I would like to be clearer on this too. I've been caught by it a few times. I think Zen cares in some places, perhaps when setting the value of a model field from JavaScript? I'm forgetting. I don't make mistakes often ;-)
It could be that it might not matter if the system takes care of it most circumstances. OTOH it may matter a lot when you're expecting a certain "shape" of thing always; consistency is key. Otherwise, you might encounter an automatic conversion that has unpleasant results in the current computation, or worse encounter a place where an automatic conversion cannot occur and you get an exception. (Communications phantoms get especially PO'd about that and they're devilishly difficult to debug; another reason I have extensive tracing and debugging facilities in MVBooster.)
I tend to be very pessimistic about any system's automatic typing. Cache gives you the opportunity to enforce data integrity on the way in ( propertySet() ) and to enforce data shaping on the way out ( propertyGet() ). I make extensive use of these, so no matter what some fool (I shall remain nameless) may do in a file with EDIT, if I stick to using file object properties in my routines rather than the classic Pick "record< attribute >", I'm near 100% sure my data will at least be reasonable if not entirely accurate. (Accuracy I lay on human factors; "reasonable" means my conversions, scaling, DICT items, "English" retrieval, routines, etc will work 100% of the time.)

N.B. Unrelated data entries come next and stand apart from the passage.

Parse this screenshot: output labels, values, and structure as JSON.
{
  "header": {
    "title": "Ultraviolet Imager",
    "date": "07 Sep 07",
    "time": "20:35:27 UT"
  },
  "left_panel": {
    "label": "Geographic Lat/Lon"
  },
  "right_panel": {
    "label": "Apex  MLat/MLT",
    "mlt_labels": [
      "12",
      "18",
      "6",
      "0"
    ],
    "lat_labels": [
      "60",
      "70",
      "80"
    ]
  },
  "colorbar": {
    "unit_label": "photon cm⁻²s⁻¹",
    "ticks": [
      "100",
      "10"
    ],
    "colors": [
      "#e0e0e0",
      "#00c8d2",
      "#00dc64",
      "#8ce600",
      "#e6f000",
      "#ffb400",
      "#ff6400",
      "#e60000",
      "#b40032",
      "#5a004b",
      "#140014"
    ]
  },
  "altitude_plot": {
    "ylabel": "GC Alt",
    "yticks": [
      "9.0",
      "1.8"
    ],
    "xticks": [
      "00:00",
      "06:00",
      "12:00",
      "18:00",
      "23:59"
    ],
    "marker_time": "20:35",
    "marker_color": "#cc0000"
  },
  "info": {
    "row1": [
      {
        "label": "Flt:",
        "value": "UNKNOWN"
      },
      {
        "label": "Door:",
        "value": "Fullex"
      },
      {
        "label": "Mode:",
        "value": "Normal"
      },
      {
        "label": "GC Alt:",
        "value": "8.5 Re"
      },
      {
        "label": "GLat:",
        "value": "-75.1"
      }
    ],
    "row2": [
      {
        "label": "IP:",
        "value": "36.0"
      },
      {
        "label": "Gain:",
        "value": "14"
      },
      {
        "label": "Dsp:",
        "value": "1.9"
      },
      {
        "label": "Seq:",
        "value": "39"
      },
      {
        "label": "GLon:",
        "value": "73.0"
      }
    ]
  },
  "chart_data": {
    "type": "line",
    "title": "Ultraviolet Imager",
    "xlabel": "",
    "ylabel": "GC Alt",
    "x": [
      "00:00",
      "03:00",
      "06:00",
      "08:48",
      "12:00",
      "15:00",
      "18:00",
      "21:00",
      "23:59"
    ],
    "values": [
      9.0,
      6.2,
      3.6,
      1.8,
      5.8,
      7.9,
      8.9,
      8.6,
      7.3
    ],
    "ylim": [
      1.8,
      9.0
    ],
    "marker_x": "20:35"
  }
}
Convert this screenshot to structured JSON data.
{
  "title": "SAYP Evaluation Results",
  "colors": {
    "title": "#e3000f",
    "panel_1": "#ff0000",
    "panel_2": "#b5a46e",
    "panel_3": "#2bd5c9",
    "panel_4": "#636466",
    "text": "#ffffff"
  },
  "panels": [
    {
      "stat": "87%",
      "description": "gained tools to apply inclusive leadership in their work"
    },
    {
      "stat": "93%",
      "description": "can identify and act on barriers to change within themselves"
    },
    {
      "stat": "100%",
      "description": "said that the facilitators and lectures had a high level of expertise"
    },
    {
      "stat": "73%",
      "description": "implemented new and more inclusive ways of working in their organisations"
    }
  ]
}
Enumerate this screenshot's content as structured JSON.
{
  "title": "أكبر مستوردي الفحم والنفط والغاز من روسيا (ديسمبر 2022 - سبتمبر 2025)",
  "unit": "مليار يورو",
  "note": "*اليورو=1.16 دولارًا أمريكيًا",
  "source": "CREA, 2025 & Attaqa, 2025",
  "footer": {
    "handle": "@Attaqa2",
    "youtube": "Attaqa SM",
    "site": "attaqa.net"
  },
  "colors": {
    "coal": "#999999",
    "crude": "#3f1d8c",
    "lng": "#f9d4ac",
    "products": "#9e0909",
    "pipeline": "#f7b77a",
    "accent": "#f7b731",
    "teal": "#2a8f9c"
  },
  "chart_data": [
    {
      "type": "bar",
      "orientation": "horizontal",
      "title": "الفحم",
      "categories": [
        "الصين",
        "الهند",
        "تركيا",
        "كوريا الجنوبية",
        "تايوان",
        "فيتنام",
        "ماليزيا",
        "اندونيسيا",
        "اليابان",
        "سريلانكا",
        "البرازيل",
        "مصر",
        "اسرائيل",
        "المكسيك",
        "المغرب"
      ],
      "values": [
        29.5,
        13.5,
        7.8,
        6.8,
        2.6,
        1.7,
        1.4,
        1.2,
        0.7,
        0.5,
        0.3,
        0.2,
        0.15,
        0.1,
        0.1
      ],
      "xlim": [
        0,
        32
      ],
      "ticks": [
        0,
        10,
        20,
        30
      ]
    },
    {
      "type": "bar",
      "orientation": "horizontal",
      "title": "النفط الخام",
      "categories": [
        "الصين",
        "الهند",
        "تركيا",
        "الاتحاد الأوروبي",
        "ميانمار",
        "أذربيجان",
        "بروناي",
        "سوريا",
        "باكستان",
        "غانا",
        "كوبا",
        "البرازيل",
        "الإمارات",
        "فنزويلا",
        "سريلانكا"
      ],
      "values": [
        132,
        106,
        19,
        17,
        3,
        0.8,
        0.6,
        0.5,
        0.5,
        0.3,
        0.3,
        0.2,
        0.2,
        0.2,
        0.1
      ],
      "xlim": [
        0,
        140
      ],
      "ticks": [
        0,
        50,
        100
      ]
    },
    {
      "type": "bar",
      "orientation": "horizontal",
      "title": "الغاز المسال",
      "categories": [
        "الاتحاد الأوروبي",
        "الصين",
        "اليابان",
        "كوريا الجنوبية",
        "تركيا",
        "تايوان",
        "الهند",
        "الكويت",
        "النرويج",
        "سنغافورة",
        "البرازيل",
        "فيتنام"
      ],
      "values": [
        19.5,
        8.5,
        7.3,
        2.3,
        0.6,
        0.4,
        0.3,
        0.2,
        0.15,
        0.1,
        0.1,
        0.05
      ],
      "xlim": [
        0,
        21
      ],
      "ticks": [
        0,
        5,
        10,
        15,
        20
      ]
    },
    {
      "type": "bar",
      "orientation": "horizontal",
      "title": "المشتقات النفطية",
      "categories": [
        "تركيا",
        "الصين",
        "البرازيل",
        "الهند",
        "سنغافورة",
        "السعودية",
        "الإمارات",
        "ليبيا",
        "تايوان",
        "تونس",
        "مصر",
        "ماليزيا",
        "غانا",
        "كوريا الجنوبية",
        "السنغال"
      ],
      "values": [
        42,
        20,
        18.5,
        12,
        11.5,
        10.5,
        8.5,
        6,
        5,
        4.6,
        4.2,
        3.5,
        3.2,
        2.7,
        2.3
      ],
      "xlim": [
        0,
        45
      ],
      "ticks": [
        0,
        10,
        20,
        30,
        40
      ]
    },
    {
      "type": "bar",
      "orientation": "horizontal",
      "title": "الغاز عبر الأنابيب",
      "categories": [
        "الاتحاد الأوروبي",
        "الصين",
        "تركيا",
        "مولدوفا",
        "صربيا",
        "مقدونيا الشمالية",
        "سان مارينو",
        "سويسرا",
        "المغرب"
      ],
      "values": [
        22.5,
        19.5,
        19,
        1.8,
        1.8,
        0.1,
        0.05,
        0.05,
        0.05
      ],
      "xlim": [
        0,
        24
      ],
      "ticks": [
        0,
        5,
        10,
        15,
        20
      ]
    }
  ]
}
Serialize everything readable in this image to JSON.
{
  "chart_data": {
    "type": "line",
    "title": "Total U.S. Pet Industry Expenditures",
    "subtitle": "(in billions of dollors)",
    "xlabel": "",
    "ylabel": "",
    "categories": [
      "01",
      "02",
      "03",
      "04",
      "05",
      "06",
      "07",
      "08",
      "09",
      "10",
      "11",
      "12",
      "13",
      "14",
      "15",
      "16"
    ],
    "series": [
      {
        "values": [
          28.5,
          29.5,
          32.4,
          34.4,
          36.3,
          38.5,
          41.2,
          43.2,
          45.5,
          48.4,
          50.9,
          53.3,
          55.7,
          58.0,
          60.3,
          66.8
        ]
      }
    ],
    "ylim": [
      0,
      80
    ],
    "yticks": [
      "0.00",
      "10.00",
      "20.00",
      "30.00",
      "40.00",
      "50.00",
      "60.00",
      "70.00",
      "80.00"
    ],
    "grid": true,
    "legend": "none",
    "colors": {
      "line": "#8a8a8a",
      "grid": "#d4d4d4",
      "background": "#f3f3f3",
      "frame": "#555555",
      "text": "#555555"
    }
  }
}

We do not use setters and getters on the files. We had tried adding ...IsValid() methods to model classes, but backed off from that for some reason, so our server-side validation logic is not coded consistently enough. Application developers have enough rope to hang ourselves. Specifying foreign keys as reference types helps with referential integrity, which is also a nice feature of Cache'.
My version of protoclass always gives ...Set() and ...Get() methods for each attribute/property, along with interfaces to standard MVFileAbstraction utilities. I've been sentenced both to read my own code and to fix "How the heck could a user do..." so enforcing integrity on Set and shaping on Get are habit. I made my MVBProtoclass and MVFileAbstraction classes super-beefy to settle typing/integrity/shaping questions up-front. The hard work of writing a file class is done for me; all I need to do is tot-up any shaping or integrity enforcement and I'm done with it, ready to put it to work. It also means my typing will be consistent without my having to think too much about it. If I have to schlep code from one system to another, nine times out of nine and a quarter I've covered eccentricities in languages that are more picky (no pun!) about typing and shaping.
If it were me, I'd make any reference to a given field object match the original type, regardless of how much "help" the system may offer.
Agreed. Again, the issue here is that I do not see any spec for this type as the value is autogenerated. From an MV standpoint, we know the @ID is just a string. Because it is incremented, I know that the system is treating it in some way like an int.
If you ever have to port code from one system or language to another, consistency will be your BFF.
Maybe some nice ISC person can chime in and give a clue as to how (and how much) the system manages typing and where it's incumbent on the programmer to ensure consistent results.